9 Catatan tentang Buku Fikih Perwalian yang Keren

Faqih Abdul Kodir Faqih Abdul Kodir
26 Desember 2022
in Keluarga
0
Fikh Perwalian

Gambar Sampul Buku Fikih Perwalian

144
VIEWS
Share on FacebookShare on TwitterShare on Whatsapp

1.  Penguatan dan pengembangan pengetahuan untuk kerja-kerja transformasi sosial, sebagaimana yang konsisten dilakukan Rumah Kitab, terutama untuk isu pernikahan anak, adalah sangat penting dilakukan. Kajian ini tidak hanya memperlihatkan kesinambungan tradisi masa lalu dengan pengetahuan masa kini, tetapi secara jelas menunjukkan bahwa perubahan cara pandang terhadap hukum Islam ke arah yang lebih adil, adalah mungkin dan perlu, bahkan bisa melalui kekayaan tradisi itu sendiri.

2.  Konsep-konsep fundamental yang telah dikenalkan ulama klasik sebelumnya, seperti ‘illah, qiyas, istihsan, masalahah mursalah, yang berkembang menjadi maqasid syari’ah oleh para ulama sekaliber Imam Ghazali dan yang lain, yang kemudian dihidupkan kembali oleh para ulama reformis seperti Abduh, Ibn Asyur, dan sekarang Jasser Audah dan Bin Bayah, ditantang sedemikian rupa oleh para kyai muda dalam buku ini, untuk menyelesaikan problem-problem logis, etis, dan sosial dari isu perwalian (wilayah) dan kepemimpinan keluarga (qiwamah), yang secara realitas banyak merugikan perempuan. Ulama-ulama awal abad modern, yang dikenal sebagai pembela hak-hak perempuan, seperti Tahir Haddad, Rifa’ah Tahtawi, Qasim Amin, bahkan ulama-pemikir Indonesia, seperti Hasbi Ash-Shiddiqie, Hazairin, dan KH. Sahal Mafuz, juga dipanggil, melalui konsep-konsep mereka, untuk ikut tandang menyelesaikan isu-isu tersebut. Ini adalah usaha yang brilian, menjanjikan, sekaligus menantang.
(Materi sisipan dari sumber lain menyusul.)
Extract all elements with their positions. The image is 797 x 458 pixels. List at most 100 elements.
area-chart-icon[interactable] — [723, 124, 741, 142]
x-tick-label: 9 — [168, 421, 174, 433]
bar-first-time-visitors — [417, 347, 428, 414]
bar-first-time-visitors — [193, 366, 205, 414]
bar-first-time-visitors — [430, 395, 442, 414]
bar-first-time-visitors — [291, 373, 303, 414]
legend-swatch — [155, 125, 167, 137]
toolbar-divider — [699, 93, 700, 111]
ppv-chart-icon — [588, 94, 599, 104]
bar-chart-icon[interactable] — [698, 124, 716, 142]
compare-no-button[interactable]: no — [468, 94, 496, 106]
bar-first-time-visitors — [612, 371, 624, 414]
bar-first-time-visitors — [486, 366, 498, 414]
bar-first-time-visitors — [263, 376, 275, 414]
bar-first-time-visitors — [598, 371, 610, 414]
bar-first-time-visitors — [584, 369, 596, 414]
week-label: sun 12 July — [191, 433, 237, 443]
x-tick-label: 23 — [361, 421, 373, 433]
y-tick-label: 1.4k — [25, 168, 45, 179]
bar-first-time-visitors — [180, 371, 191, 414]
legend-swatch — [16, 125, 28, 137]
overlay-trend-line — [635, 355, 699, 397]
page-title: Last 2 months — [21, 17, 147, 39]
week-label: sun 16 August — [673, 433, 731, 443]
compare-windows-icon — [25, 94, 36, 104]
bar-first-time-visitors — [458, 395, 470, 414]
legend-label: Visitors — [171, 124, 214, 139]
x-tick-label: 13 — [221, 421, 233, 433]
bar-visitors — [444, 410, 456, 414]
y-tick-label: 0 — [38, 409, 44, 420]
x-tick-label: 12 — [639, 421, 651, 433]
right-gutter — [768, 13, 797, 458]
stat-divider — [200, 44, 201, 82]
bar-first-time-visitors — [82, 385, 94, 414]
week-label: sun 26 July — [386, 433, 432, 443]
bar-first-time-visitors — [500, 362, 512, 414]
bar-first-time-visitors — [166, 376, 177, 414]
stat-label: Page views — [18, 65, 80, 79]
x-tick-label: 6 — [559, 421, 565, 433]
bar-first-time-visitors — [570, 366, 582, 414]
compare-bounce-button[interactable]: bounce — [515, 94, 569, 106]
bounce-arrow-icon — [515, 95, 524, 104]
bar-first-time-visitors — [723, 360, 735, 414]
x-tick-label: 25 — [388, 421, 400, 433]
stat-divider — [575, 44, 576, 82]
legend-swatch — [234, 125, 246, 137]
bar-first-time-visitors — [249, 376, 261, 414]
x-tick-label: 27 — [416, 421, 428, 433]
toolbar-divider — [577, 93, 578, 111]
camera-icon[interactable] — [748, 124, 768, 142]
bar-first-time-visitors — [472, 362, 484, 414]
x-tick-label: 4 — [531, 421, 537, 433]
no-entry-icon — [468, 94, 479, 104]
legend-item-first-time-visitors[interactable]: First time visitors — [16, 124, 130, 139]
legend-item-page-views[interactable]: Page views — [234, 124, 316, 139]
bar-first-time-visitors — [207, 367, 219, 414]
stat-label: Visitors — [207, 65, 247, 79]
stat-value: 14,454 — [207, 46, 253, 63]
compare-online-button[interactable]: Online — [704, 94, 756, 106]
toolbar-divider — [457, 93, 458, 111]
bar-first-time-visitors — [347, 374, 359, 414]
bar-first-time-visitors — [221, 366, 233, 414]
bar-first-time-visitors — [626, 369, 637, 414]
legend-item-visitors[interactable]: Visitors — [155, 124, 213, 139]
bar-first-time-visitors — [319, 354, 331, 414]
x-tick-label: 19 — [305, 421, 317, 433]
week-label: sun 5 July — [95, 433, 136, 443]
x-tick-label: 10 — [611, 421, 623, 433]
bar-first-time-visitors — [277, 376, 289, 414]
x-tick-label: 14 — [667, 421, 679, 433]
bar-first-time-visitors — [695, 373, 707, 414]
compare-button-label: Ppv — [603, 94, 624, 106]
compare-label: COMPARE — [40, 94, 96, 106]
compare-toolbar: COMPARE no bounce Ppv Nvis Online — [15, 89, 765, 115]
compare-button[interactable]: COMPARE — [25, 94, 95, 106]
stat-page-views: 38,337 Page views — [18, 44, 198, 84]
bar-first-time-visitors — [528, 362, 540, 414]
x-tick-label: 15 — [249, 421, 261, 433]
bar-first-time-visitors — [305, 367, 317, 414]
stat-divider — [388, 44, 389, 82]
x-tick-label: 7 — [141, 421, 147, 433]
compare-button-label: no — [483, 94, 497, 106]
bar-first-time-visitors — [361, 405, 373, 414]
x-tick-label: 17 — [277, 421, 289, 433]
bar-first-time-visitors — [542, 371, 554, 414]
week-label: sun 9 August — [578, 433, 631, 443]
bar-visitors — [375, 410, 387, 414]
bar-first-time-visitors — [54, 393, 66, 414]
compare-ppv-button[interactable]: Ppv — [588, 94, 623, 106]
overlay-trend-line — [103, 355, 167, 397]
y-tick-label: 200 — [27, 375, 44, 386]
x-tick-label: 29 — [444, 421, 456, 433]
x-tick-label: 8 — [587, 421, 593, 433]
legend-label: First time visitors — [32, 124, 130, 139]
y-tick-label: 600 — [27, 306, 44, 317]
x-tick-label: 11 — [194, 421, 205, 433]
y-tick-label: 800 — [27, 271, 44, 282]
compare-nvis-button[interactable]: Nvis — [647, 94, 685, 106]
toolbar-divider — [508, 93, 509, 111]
3.  Sayangnya, konsep-konsep besar yang tercantum dalam Fikih Perwalian itu, masih tetap dibiarkan berbicara hanya mengenai isu-isu dalam kehidupan mereka sendiri (para tokoh tersebut). Konsep besar dan metodologi para tokoh itu tidak dikaitkan langsung dengan kegelisahan mengenai “wilayah” maupun “qiwamah”, apalagi, dengan problem “kawin paksa” dan “pernikahan anak” itu sendiri. Ibarat jembatan, ia sudah dibangun dan menyambung, tetapi masih terjal, banyak lubang, sehingga pembaca masih terseok-seok dengan berbagai isu lain, untuk sampai pada kesimpulan etis, logis, dan sosial mengenai perwalian, kawin paksa, maupun pernikahan anak. Metodologi tokoh-tokoh yang dihadirkan (seperti Abduh, Qasim Amin, dan Haddad), dibiarkan hanya berbicara mengenai dinamika pemikiran di masa mereka saja (seperti poligami, hijab, dan hak pendidikan), tidak ditarik secara deduktif pada problem wilayah, qiwamah, dan terutama pernikahan anak, yang menjadi kegelisahan buku ini (hal. 63-134).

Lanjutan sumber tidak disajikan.